Understanding the differences between the attached and suspended microbial communities is of interest for understanding potential removal of groups containing pathogens and for understanding the impact on surface water microbial ecology. The attached and suspended microbial communities observed in CSO effluent clustered together without significant differences for 4 out of 14 samples collected across the three storms (Figure 7 and Supplementary Figure A6). LEfSe analysis revealed 28 discriminating features serve as biomarkers for wastewater and CSO resembling wastewater compared to the attached and suspended stormwater microbial communities (Supplementary Figure A9). The ability to identify biomarkers of attached compared to suspended stormwater microbial communities reinforces observations that the fraction attached to particles varies for different microbes (Suter et al., 2011). LEfSe analysis indicated that the phyla Firmicutes and Epsilonproteobacteria, which includes the order Enterobacteriales, were biomarkers of wastewater. Other researchers also observed genera belonging to Epsilonproteobacteria to be sewage biomarkers (McLellan et al., 2015). CSO events were also associated with increases in Epsilonproteobacteria and Clostridia, as well as Gammaproteobacteria, Bacteriodia, and Bacteroidetes in the receiving water (Newton et al., 2013). Differences in the sewage signatures observed between these studies are likely due to a combination of differences in targeted variable region known to impact amplicon sequencing results (Tremblay et al., 2015) and geographical and population differences which can alter the sewage microbiome (Newton et al., 2015). The storm samples that did not have wastewater signatures had higher relative abundances of Alphaproteobacteria and Actinobacteria compared to the storm samples clustering with wastewater. Other researchers looking for biomarkers of stormwater also observed elevated relative abundances of genera in the class Actinobacteria along with Gammaproteobacteria and Betaproteobacteria (McLellan et al., 2015), with the same caveats as above on targeted variable region.

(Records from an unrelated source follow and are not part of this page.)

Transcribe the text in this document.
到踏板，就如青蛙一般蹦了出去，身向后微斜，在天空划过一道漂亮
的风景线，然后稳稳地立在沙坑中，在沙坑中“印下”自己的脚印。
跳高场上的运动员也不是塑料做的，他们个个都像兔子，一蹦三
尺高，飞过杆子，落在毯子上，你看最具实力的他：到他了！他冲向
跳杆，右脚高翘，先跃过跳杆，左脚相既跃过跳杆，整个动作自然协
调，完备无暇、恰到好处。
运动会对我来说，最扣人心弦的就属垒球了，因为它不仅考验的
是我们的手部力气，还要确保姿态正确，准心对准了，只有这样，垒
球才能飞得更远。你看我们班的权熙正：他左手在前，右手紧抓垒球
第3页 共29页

Treatment by hydrodynamic separation removes settleable materials by gravity and extension of the particle flow path (Alkhaddar et al., 2001). Therefore, one cannot directly compare the centrifugal forces used in this study to separate settleable particles to the centrifugal forces in hydrodynamic separators, because that is a minor mechanism for particle removal. However, one can optimize these systems for removal of the settleable particles. Wilson et al. (2009) determined that Peclet number (a function of settling velocity, hydrodynamic separator dimensions, and flow rate) could be used to predict removal efficiency for hydrodynamic separator treatment devices. Particle settling velocity was determined using previously reported characteristics of the attached and suspended fractions separated by the centrifugation technique applied here (Krometis et al., 2007) (Supplementary Table A1). As an example, using these settling velocities and example flow and dimensions provided by Wilson et al. (2009) for a select unit, one would estimate 0.3–35% removal of suspended particles. However, units can be sized to improve these removal efficiencies. Given that peak concentrations of ARG and fecal indicators were observed at various times during the storm events, removing settleable particles throughout the storm rather than targeting first or final flush may be needed. Even with 100% removal of ARG on settleable particles, further treatment may be desirable, particularly if one assumes the ARG present in the untreated wastewater fraction of CSO effluent are in viable cells. Often disinfection is included post-separation [e.g., (Patoczka et al., 2016)]. Disinfection has been shown to inactivate microbes carrying ARG (Dodd, 2012) and UV disinfection can help destroy ARG (McKinney and Pruden, 2012). Thus, the relative concentration (compared to baseflow, which also showed variability) and compartment (viable vs. non-viable) may be of consideration for determining treatment goals.